私は会釈をした。合田くんは、にこりと微笑んだ。


「あ、私今日診察なの。そろそろ病室で待たないと。また、良かったら話しましょう。」私は合田くんにも会釈した。合田くんは、「もちろん。また後で。」と言って、手を振ってその場を去った。


私は部屋に戻り、ベットに腰かけた。

手をグーパーしたり、足をバタバタ動かしたりしていた。

ひょっとして、思うように動かないかもしれないと思った。でも、動いた。そして、ほとんどが白色の家具、壁で囲まれていることにやはり、心の奥底からほっとした。


先生は、ふいに現れた。


白衣を来ているが、下のシャツのえりもとが見えていた。きれいなパステルカラーのシャツだった。こういうのを見ると、ふいにこの医師の私生活を思いはせる時がある。

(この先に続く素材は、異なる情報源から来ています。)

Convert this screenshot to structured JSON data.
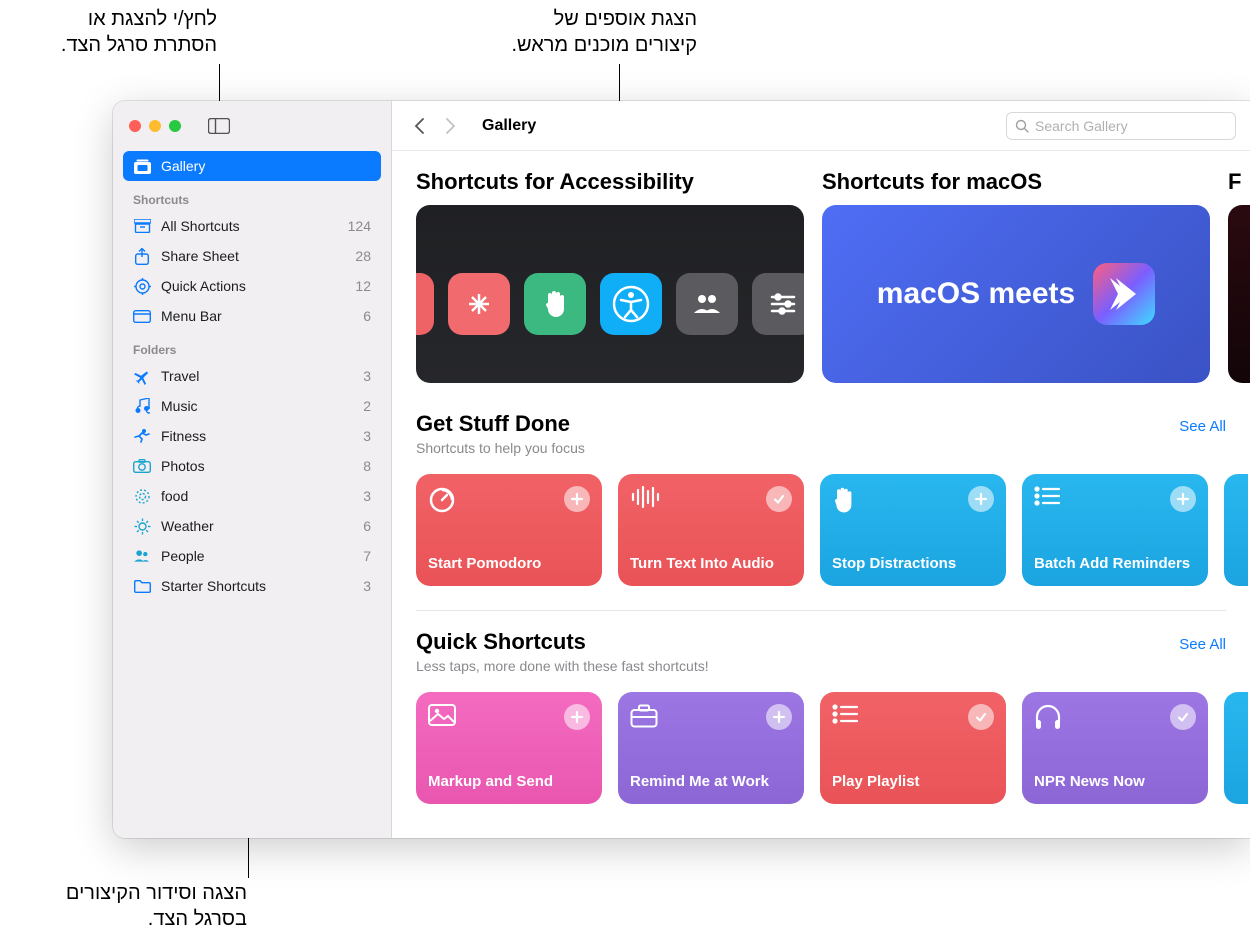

「小川さん、気分、体調などいかがです?何でも良いので、僕に話してください。」


「先生、私なんでこんな身体も心も不調和で、ふつうに生きることが困難になったんでしょう。私、少し前まで、ふつうに生活していたのに..」私は心のうちを吐き出した。


「そうでしょうか、小川さん。

小川さんは随分と長い間、寂しさに耐え忍んできたと、僕はお見受けしているんですよ。」

先生はゆっくりと話をした。

「もしかして、今の小川さんは何もかも現実が夢のようにお感じなのでは?」私は、

「確かに生きることがぎこちないんです。」と答えた。

「今は、そのリズムに合わせましょう。けして、そのリズムを無視しないように。夢にゆだねる時間なのかもしれませんね、今は。」


先生は忙しそうで、「それでは今日のところは..」

そう言って、背中を向け歩きだした。後ろ姿。靴が、一目でおしゃれな人だとわかるものをはいていた。私はあの先生のセンスの良さはただ者ではないと、ぞくっとした。